Thursday, April 11, 2013

Ready... Set... Go!

"Do not wait until the conditions are perfect to begin. Beginning makes the conditions perfect."

 -Alan Cohen

After weeks of assessing and planning and thinking and rethinking, I started off this week jumping straight into my Action Research Inquiry which revolves around the question,
“How does writing for an audience affect students’ achievement in and attitude toward writing?”




I was excited, nervous, scared, and hopeful to start a daily writing program in my second grade classroom and knew that it was going to be a huge change for the students. Being able to write everyday takes practice and I understand that my students will need to build up their endurance for writing. To get them fired up about writing everyday, I introduced the students to their special writing tools, their first writing topic, their first major deadline and their first audience.

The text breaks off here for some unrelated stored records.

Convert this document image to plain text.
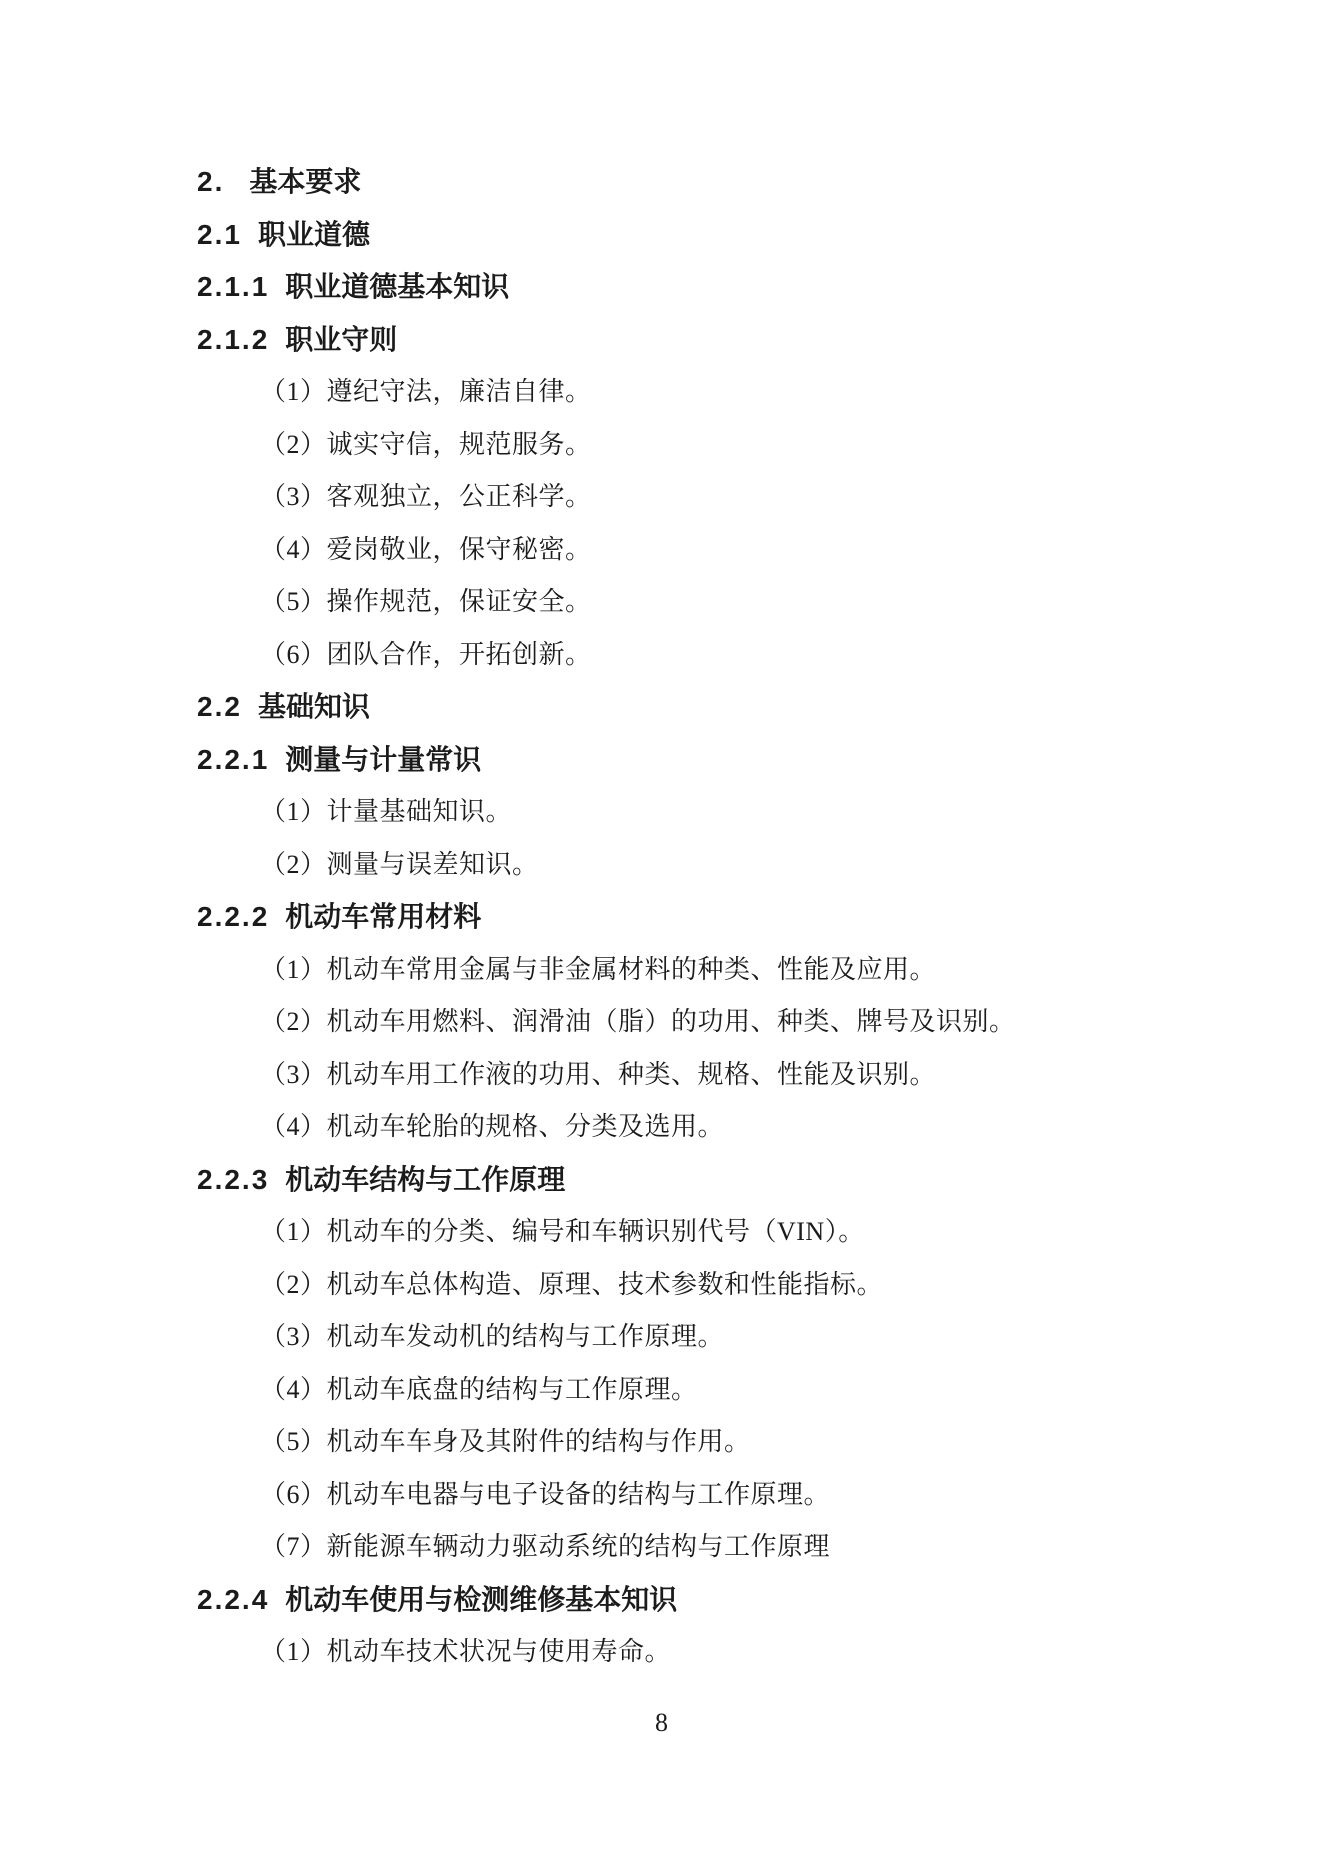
2. 基本要求
2.1 职业道德
2.1.1 职业道德基本知识
2.1.2 职业守则
（1）遵纪守法，廉洁自律。
（2）诚实守信，规范服务。
（3）客观独立，公正科学。
（4）爱岗敬业，保守秘密。
（5）操作规范，保证安全。
（6）团队合作，开拓创新。
2.2 基础知识
2.2.1 测量与计量常识
（1）计量基础知识。
（2）测量与误差知识。
2.2.2 机动车常用材料
（1）机动车常用金属与非金属材料的种类、性能及应用。
（2）机动车用燃料、润滑油（脂）的功用、种类、牌号及识别。
（3）机动车用工作液的功用、种类、规格、性能及识别。
（4）机动车轮胎的规格、分类及选用。
2.2.3 机动车结构与工作原理
（1）机动车的分类、编号和车辆识别代号（VIN）。
（2）机动车总体构造、原理、技术参数和性能指标。
（3）机动车发动机的结构与工作原理。
（4）机动车底盘的结构与工作原理。
（5）机动车车身及其附件的结构与作用。
（6）机动车电器与电子设备的结构与工作原理。
（7）新能源车辆动力驱动系统的结构与工作原理
2.2.4 机动车使用与检测维修基本知识
（1）机动车技术状况与使用寿命。
8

Before spring break, the students read several stories by Tommie dePaola and discussed the different elements of a story such as its characters, the setting, the problem and the solution. I told the children that they would be telling a story from their own personal lives and that they would pick the experience they would write about. I explained that they would have three weeks to brainstorm, draft, edit and publish their stories so that they could share them during an author's celebration. During this celebration, other students from the school, parents, administrators and community members would be invited to read their stories AND we would be publishing their stories in a hard cover book so that people could BUY it. The students were stoked. They were all about having their stories in a REAL book that people had to actually pay money for.

I would like to say that after my mini lessons about prewriting, characters, setting, problems and solutions, the students grabbed their pens and pencils and wrote with fervor and enthusiasm. The truth is, while almost all of the kids expressed excitement and motivation during the lessons, their excitement faded as soon as they were sitting in their seats, pencil in hand and paper on desk. Familiar looks of frustration appeared on their faces and the statement, "I don't know what to write," was repeated more than I wanted to hear.

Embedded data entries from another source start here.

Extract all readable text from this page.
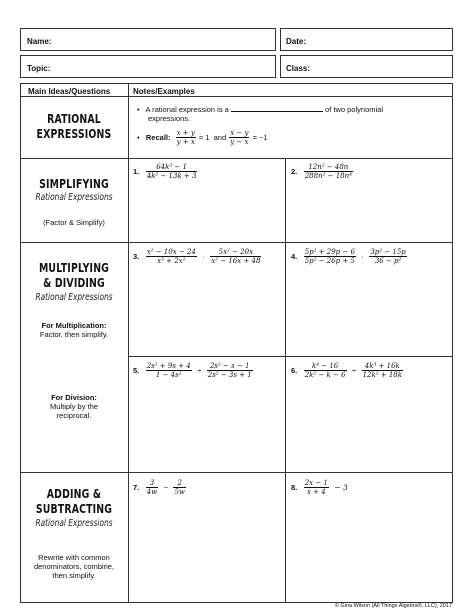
Name:	Date:
Topic:	Class:
Main Ideas/Questions	Notes/Examples
RATIONAL
EXPRESSIONS
•   A rational expression is a	of two polynomial
expressions.
•   Recall: $\frac{x + y}{y + x} = 1$ and $\frac{x - y}{y - x} = -1$
SIMPLIFYING
Rational Expressions
(Factor & Simplify)
1. $\frac{\text{64k³ − 1}}{\text{4k² − 13k + 3}}$	2. $\frac{\text{12n² − 48n}}{\text{288n² − 18n⁴}}$
MULTIPLYING
& DIVIDING
Rational Expressions
For Multiplication:
Factor, then simplify.
For Division:
Multiply by the
reciprocal.
3. $\frac{\text{x² − 10x − 24}}{\text{x³ + 2x²}} \cdot \frac{\text{5x² − 20x}}{\text{x² − 16x + 48}}$	4. $\frac{\text{5p² + 29p − 6}}{\text{5p² − 26p + 5}} \cdot \frac{\text{3p² − 15p}}{\text{36 − p²}}$
5. $\frac{\text{2s² + 9s + 4}}{\text{1 − 4s²}} \div \frac{\text{2s² − s − 1}}{\text{2s² − 3s + 1}}$	6. $\frac{\text{k⁴ − 16}}{\text{2k² − k − 6}} \div \frac{\text{4k³ + 16k}}{\text{12k² + 18k}}$
ADDING &
SUBTRACTING
Rational Expressions
Rewrite with common
denominators, combine,
then simplify.
7. $\frac{3}{4w} - \frac{2}{5w}$	8. $\frac{2x - 1}{x + 4} - 3$
© Gina Wilson (All Things Algebra®, LLC), 2017
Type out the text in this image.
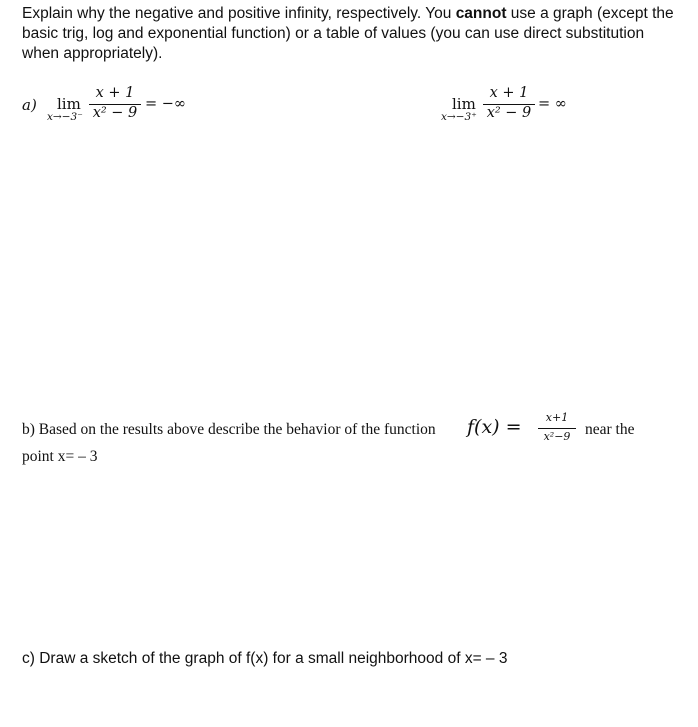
Explain why the negative and positive infinity, respectively. You cannot use a graph (except the basic trig, log and exponential function) or a table of values (you can use direct substitution when appropriately).
a) lim
x→−3⁻
x + 1
x² − 9
= −∞	lim
x→−3⁺
x + 1
x² − 9
= ∞
b) Based on the results above describe the behavior of the function f(x) =	x+1
x²−9 near the
point x= – 3
c) Draw a sketch of the graph of f(x) for a small neighborhood of x= – 3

The Good News: After repeating certain questions (Where were you? What did it look like? When did this happen? Who was with you? How did you feel?) students began to warm up and their creative juices began to flow. (For some, their creative juices trickled, but I'll take it). I noticed that encouraging students to talk before they wrote, either to me or to each other, helped in getting them to write their ideas on paper. The trick was asking the right questions and I am hoping I can teach my students to ask each other the 'right' questions so that I do not have to conference with everybody everyday.

If anyone has any advice regarding effective and efficient ways to implement peer feedback, your ideas would be greatly appreciated!